The job application process often consumes a full working day, from searching for the right job to tailoring a resume, going through the application, and potential interviews. Kaur emphasizes that posting salary ranges benefits both employers and employees by saving time and effort on unnecessary applications.


Despite the positive reception, only 37 percent of online job postings in Ontario last year included salary information. Kristina McDougall, who runs Artemis Canada, an executive search firm for technology companies, highlights the importance of transparency, stating that it provides companies with valuable data before posting roles or looking for new employees.


However, economist Armine Yalnizyan cautions that while these new rules represent a step toward transparency and pay equity, they may not be a panacea for the wage gap. According to government data, women in Ontario earn $0.87 for every dollar earned by men, with even greater disparities for racialized and Indigenous women.
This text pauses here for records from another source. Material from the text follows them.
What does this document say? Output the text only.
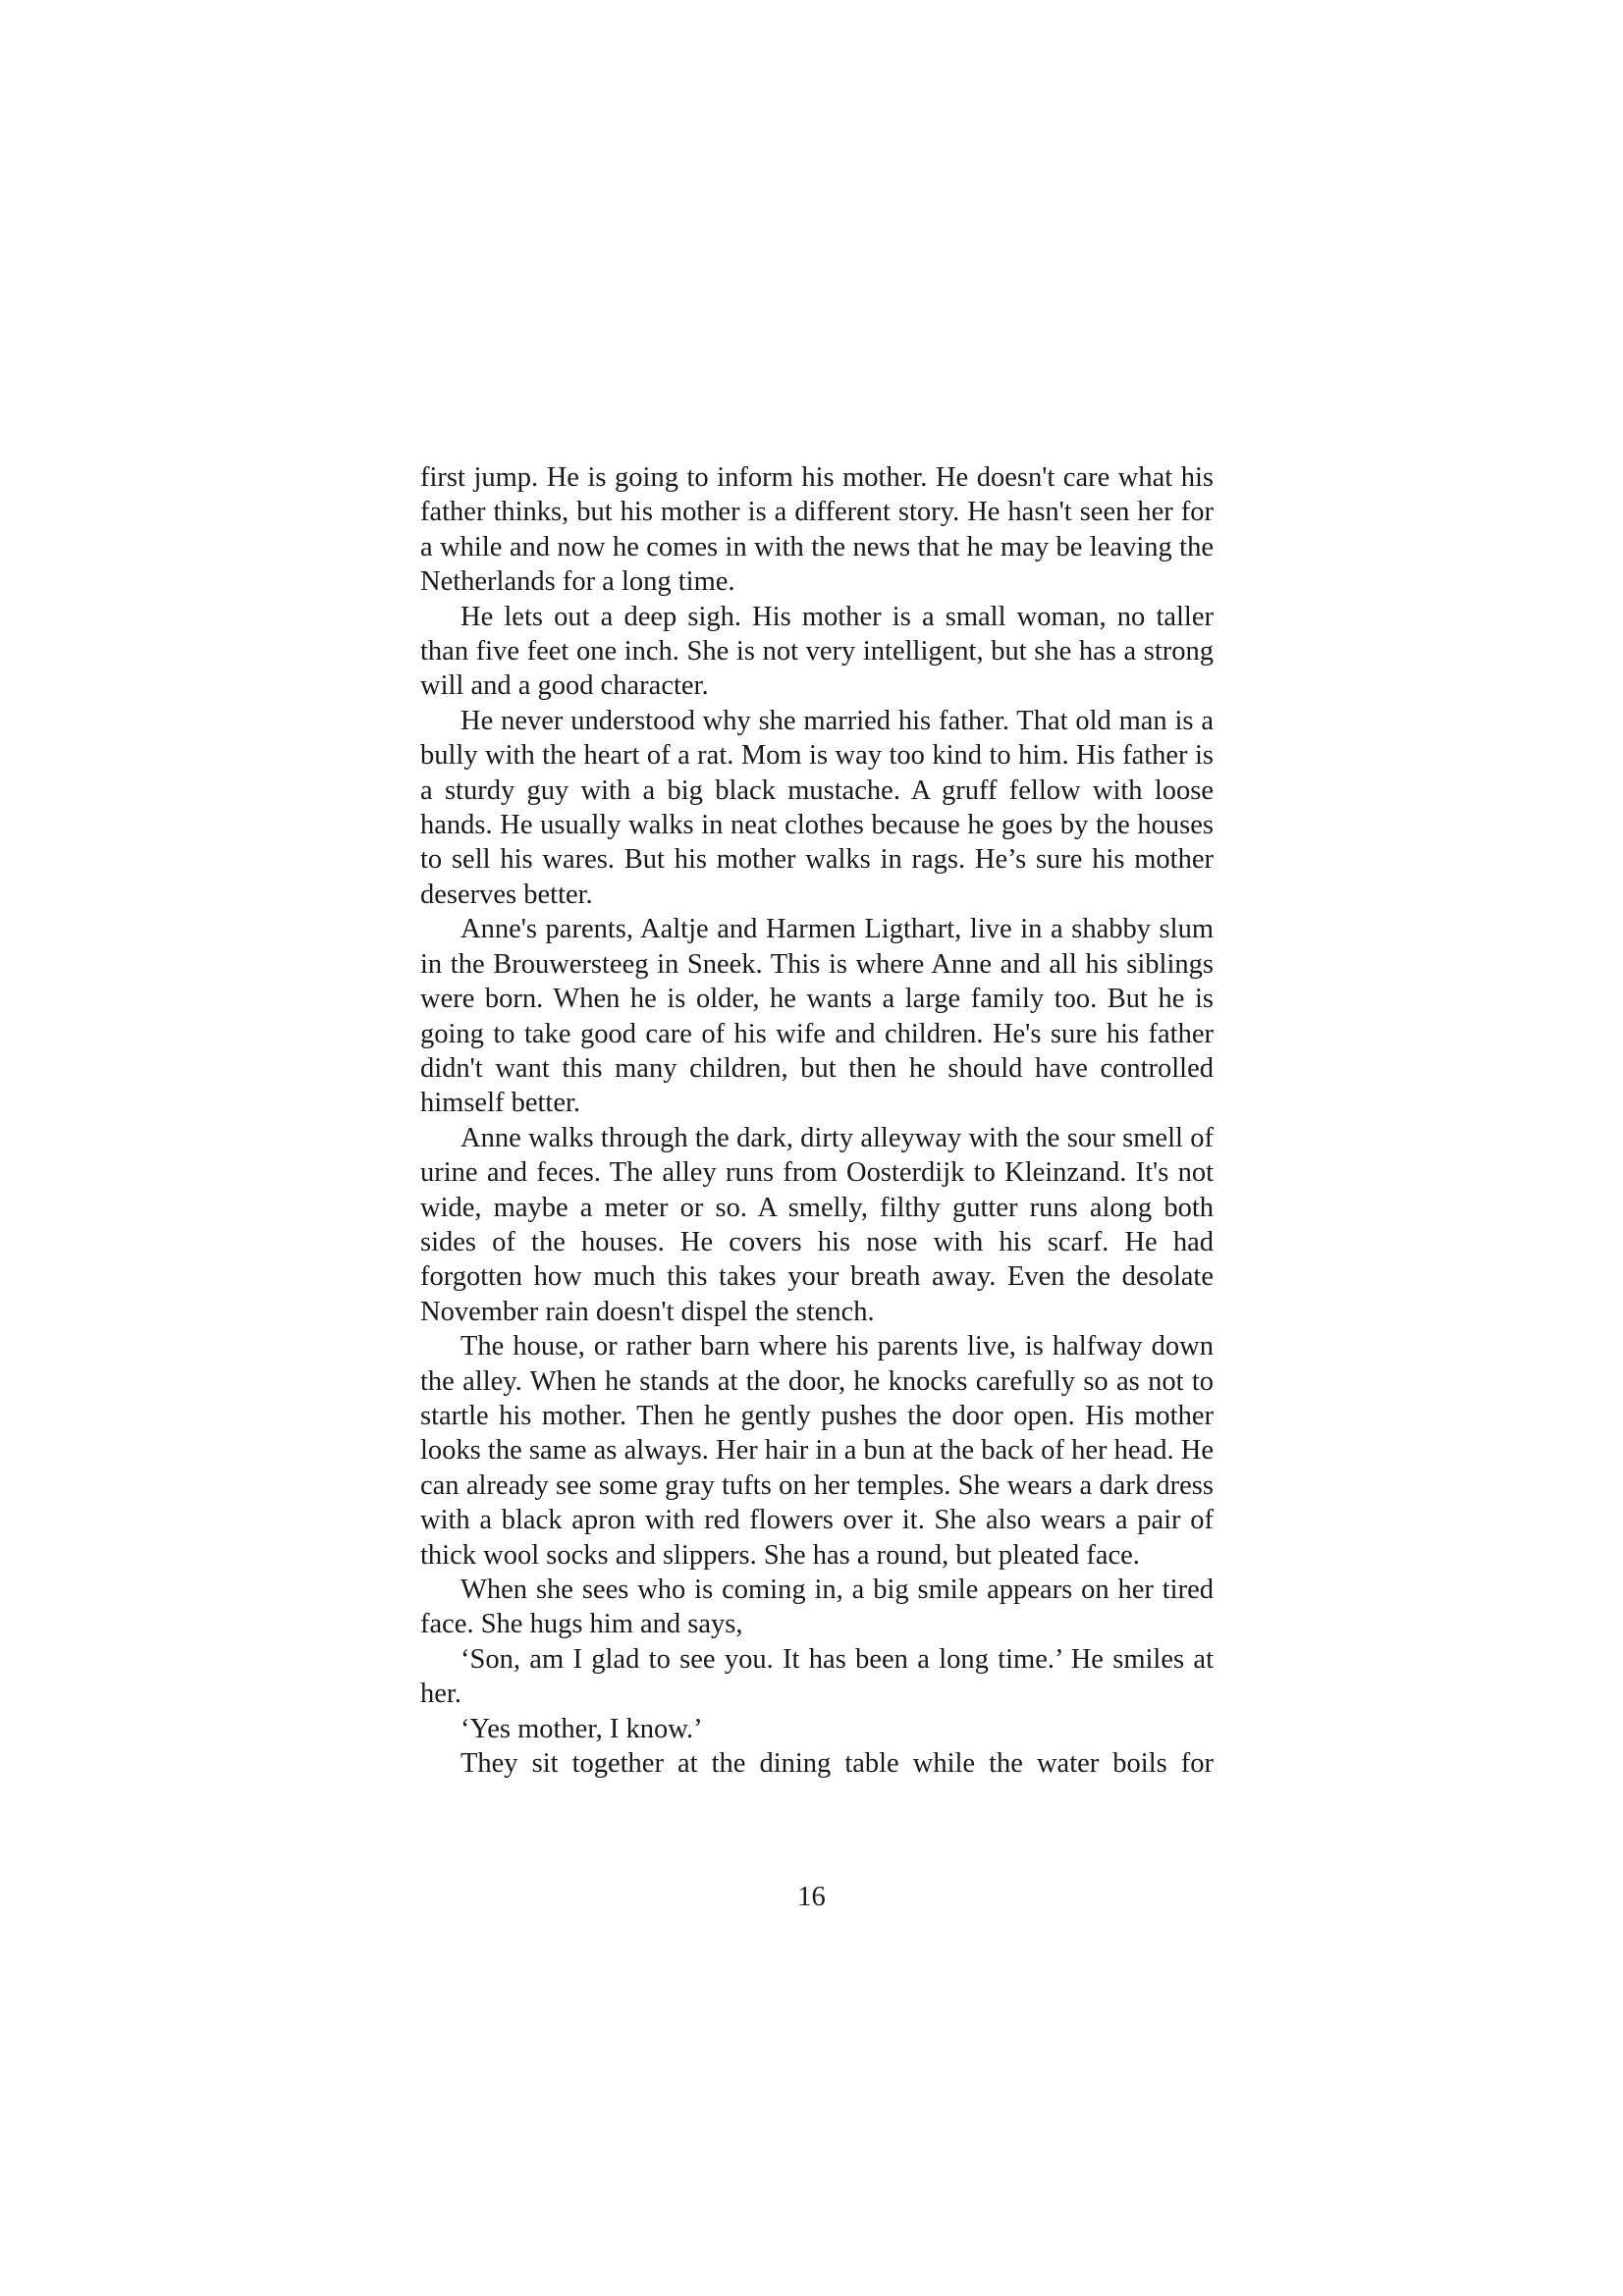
first jump. He is going to inform his mother. He doesn't care what his father thinks, but his mother is a different story. He hasn't seen her for a while and now he comes in with the news that he may be leaving the Netherlands for a long time.

He lets out a deep sigh. His mother is a small woman, no taller than five feet one inch. She is not very intelligent, but she has a strong will and a good character.

He never understood why she married his father. That old man is a bully with the heart of a rat. Mom is way too kind to him. His father is a sturdy guy with a big black mustache. A gruff fellow with loose hands. He usually walks in neat clothes because he goes by the houses to sell his wares. But his mother walks in rags. He’s sure his mother deserves better.

Anne's parents, Aaltje and Harmen Ligthart, live in a shabby slum in the Brouwersteeg in Sneek. This is where Anne and all his siblings were born. When he is older, he wants a large family too. But he is going to take good care of his wife and children. He's sure his father didn't want this many children, but then he should have controlled himself better.

Anne walks through the dark, dirty alleyway with the sour smell of urine and feces. The alley runs from Oosterdijk to Kleinzand. It's not wide, maybe a meter or so. A smelly, filthy gutter runs along both sides of the houses. He covers his nose with his scarf. He had forgotten how much this takes your breath away. Even the desolate November rain doesn't dispel the stench.

The house, or rather barn where his parents live, is halfway down the alley. When he stands at the door, he knocks carefully so as not to startle his mother. Then he gently pushes the door open. His mother looks the same as always. Her hair in a bun at the back of her head. He can already see some gray tufts on her temples. She wears a dark dress with a black apron with red flowers over it. She also wears a pair of thick wool socks and slippers. She has a round, but pleated face.

When she sees who is coming in, a big smile appears on her tired face. She hugs him and says,

‘Son, am I glad to see you. It has been a long time.’ He smiles at her.

‘Yes mother, I know.’

They sit together at the dining table while the water boils for

16
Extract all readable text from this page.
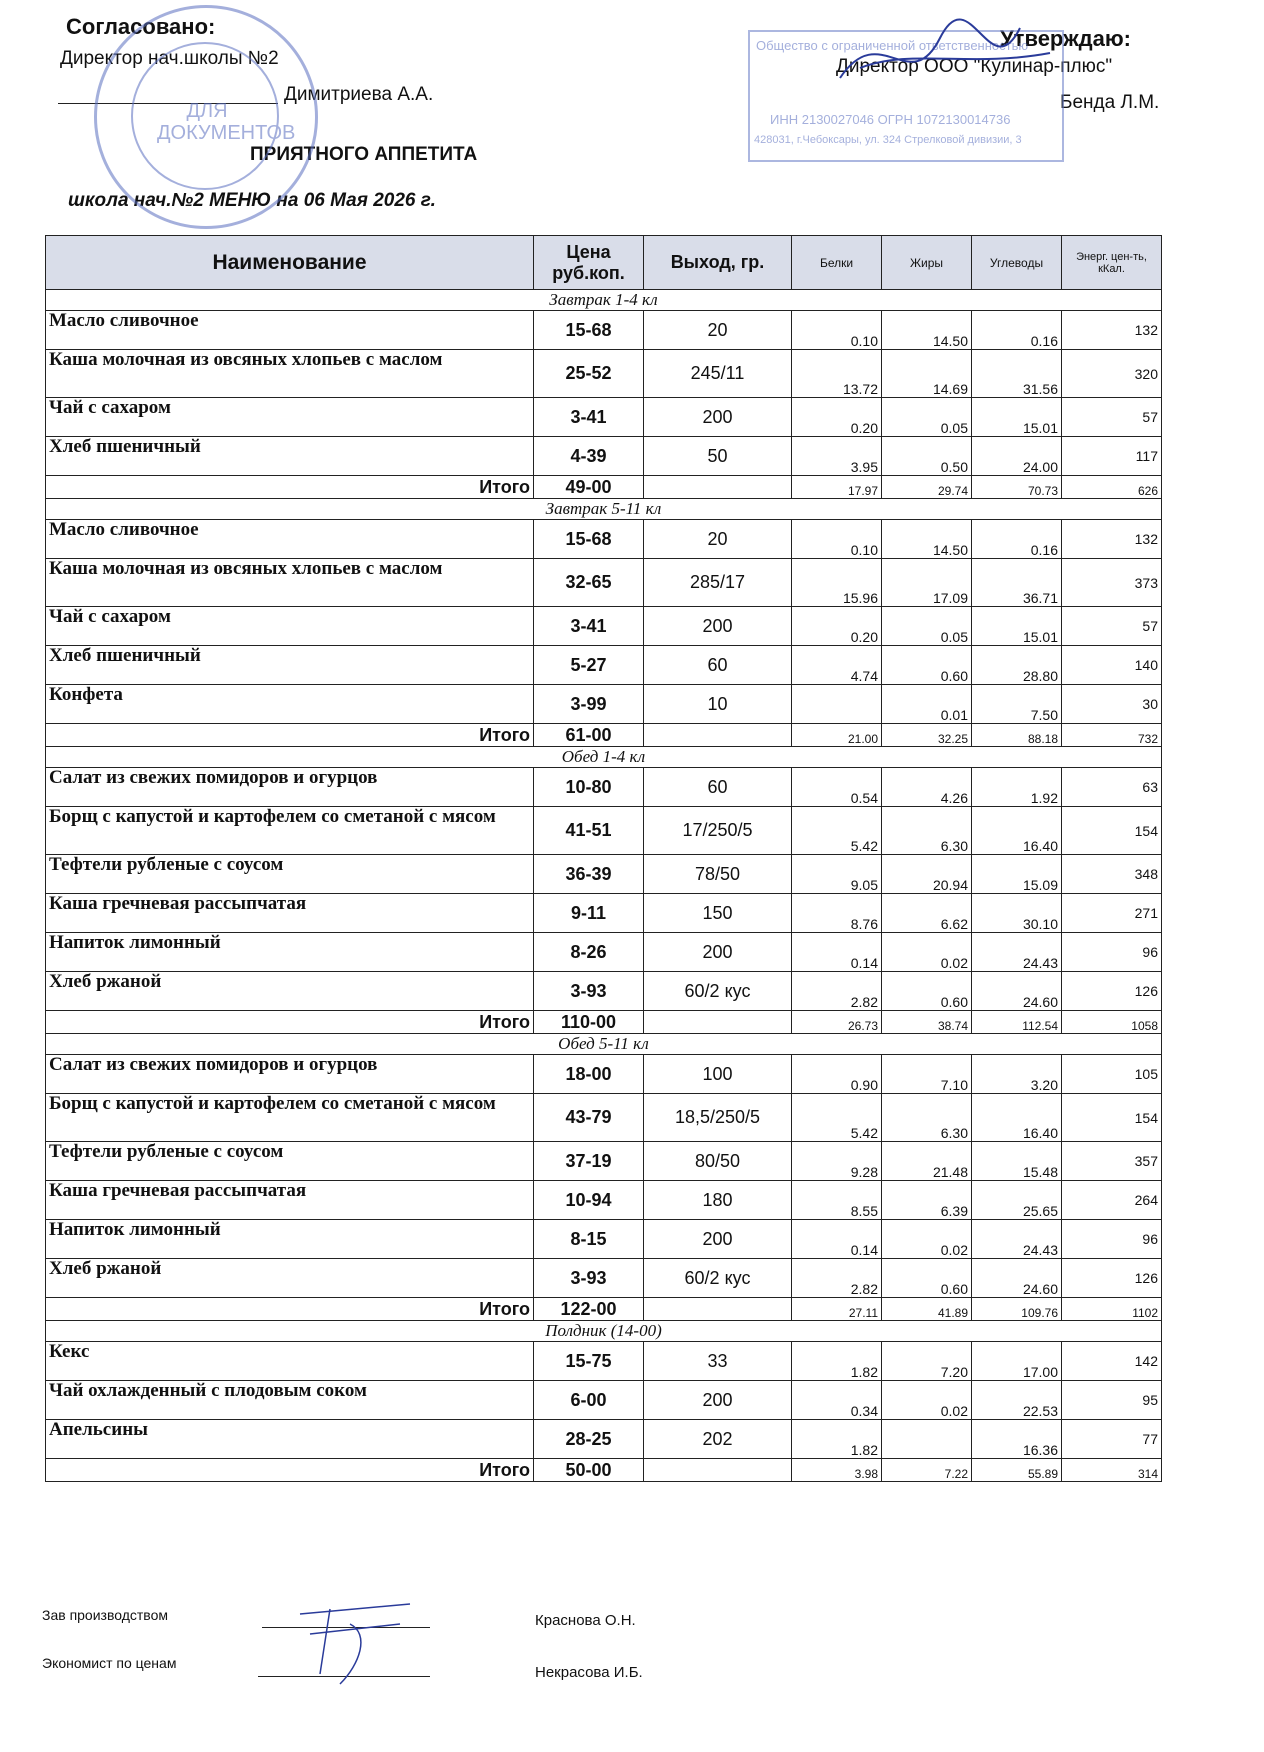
Согласовано:
Директор нач.школы №2
Димитриева А.А.
Утверждаю:
Директор ООО "Кулинар-плюс"
Бенда Л.М.
ПРИЯТНОГО АППЕТИТА
школа нач.№2 МЕНЮ на 06 Мая 2026 г.
ДЛЯ
ДОКУМЕНТОВ
Общество с ограниченной ответственностью
ИНН 2130027046 ОГРН 1072130014736
428031, г.Чебоксары, ул. 324 Стрелковой дивизии, 3
Наименование	Цена руб.коп.	Выход, гр.	Белки	Жиры	Углеводы	Энерг. цен-ть, кКал.
Завтрак 1-4 кл						
Масло сливочное	15-68	20	0.10	14.50	0.16	132
Каша молочная из овсяных хлопьев с маслом	25-52	245/11	13.72	14.69	31.56	320
Чай с сахаром	3-41	200	0.20	0.05	15.01	57
Хлеб пшеничный	4-39	50	3.95	0.50	24.00	117
Итого	49-00		17.97	29.74	70.73	626
Завтрак 5-11 кл						
Масло сливочное	15-68	20	0.10	14.50	0.16	132
Каша молочная из овсяных хлопьев с маслом	32-65	285/17	15.96	17.09	36.71	373
Чай с сахаром	3-41	200	0.20	0.05	15.01	57
Хлеб пшеничный	5-27	60	4.74	0.60	28.80	140
Конфета	3-99	10		0.01	7.50	30
Итого	61-00		21.00	32.25	88.18	732
Обед 1-4 кл						
Салат из свежих помидоров и огурцов	10-80	60	0.54	4.26	1.92	63
Борщ с капустой и картофелем со сметаной с мясом	41-51	17/250/5	5.42	6.30	16.40	154
Тефтели рубленые с соусом	36-39	78/50	9.05	20.94	15.09	348
Каша гречневая рассыпчатая	9-11	150	8.76	6.62	30.10	271
Напиток лимонный	8-26	200	0.14	0.02	24.43	96
Хлеб ржаной	3-93	60/2 кус	2.82	0.60	24.60	126
Итого	110-00		26.73	38.74	112.54	1058
Обед 5-11 кл						
Салат из свежих помидоров и огурцов	18-00	100	0.90	7.10	3.20	105
Борщ с капустой и картофелем со сметаной с мясом	43-79	18,5/250/5	5.42	6.30	16.40	154
Тефтели рубленые с соусом	37-19	80/50	9.28	21.48	15.48	357
Каша гречневая рассыпчатая	10-94	180	8.55	6.39	25.65	264
Напиток лимонный	8-15	200	0.14	0.02	24.43	96
Хлеб ржаной	3-93	60/2 кус	2.82	0.60	24.60	126
Итого	122-00		27.11	41.89	109.76	1102
Полдник (14-00)						
Кекс	15-75	33	1.82	7.20	17.00	142
Чай охлажденный с плодовым соком	6-00	200	0.34	0.02	22.53	95
Апельсины	28-25	202	1.82		16.36	77
Итого	50-00		3.98	7.22	55.89	314
Зав производством	Краснова О.Н.
Экономист по ценам
Некрасова И.Б.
Yalnizyan underscores that wage discrimination is deeply ingrained and requires more than just information disclosure to rectify. The full details of the proposal were not included in the legislation, leaving some uncertainty about its potential impact on changing patterns of behavior and effectively addressing wage gaps.


In conclusion, the move towards salary transparency in job postings in Ontario is widely seen as a positive step. While it may not be a cure-all for wage disparities, it signals a commitment to greater openness in the job market and is anticipated to benefit both employers and job seekers alike. The success of this initiative, however, will depend on its implementation and the broader efforts made to address deep-rooted issues of pay equity.